Die Oderfähre vom "KAP VIADRUS"

Brandenburg - Landkreis Märkisch-Oderland (MOL)

 

“NAVIGARE NECESSE EST"

Plutarch

Dr. Ernst-Otto Denk

 

 

Der Leser wird sich fragen, wo liegt denn das Kap Viadrus? Nun, es ist auf keiner Landkarte zu finden, weil der Verfasser diesen Namen erdacht hat. Um es kurz zu machen, es handelt sich um die unmittelbare Gegend in der Nähe des Fähranlegers bei Güstebieser Loose. Der Name ist abgeleitet von dem Flusszeichen VIADRUS des Künstlers Horst Engelhardt aus Jäckelsbruch auf dem so genannten "Feldherrenhügel" in unmittelbarer Ufernähe.
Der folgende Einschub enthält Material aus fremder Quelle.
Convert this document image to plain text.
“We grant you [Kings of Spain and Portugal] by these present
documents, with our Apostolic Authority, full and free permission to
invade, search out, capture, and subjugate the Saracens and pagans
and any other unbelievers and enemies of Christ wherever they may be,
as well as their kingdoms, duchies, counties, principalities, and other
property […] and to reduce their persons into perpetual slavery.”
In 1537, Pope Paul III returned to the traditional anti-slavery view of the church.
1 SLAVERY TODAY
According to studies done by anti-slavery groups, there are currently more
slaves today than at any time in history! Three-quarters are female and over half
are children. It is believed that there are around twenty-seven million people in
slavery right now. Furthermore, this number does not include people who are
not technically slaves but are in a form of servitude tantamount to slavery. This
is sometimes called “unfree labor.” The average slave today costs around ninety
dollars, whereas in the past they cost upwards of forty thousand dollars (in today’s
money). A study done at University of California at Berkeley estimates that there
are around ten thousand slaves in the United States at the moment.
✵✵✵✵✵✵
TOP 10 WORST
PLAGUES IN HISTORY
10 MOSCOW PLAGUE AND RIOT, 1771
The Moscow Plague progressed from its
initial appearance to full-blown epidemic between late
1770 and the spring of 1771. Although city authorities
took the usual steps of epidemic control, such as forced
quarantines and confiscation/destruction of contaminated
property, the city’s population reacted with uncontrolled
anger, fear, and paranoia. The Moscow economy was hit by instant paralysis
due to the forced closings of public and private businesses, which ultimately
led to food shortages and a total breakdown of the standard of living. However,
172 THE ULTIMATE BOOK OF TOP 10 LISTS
Die Landschaft um das "KAP VIADRUS" ist für mich aus vielerlei Gründen eine überaus magische und geschichtsträchtige. Sie soll in einem kommenden Heimatbuch gesondert betrachtet werden.

Seit fast 300 Jahren existiert an dieser Stelle des Oderbruchs ein Fährübergang. 1945 änderte sich dieser Zustand abrupt. Die Oderufer wurden zweisprachig, und der Fluss wurde zu einer schwer bewachten Grenze zwischen "Brüderländern", eine Fähre wurde nicht mehr gebraucht, der Weltkrieg hatte sie kurzerhand weggespült.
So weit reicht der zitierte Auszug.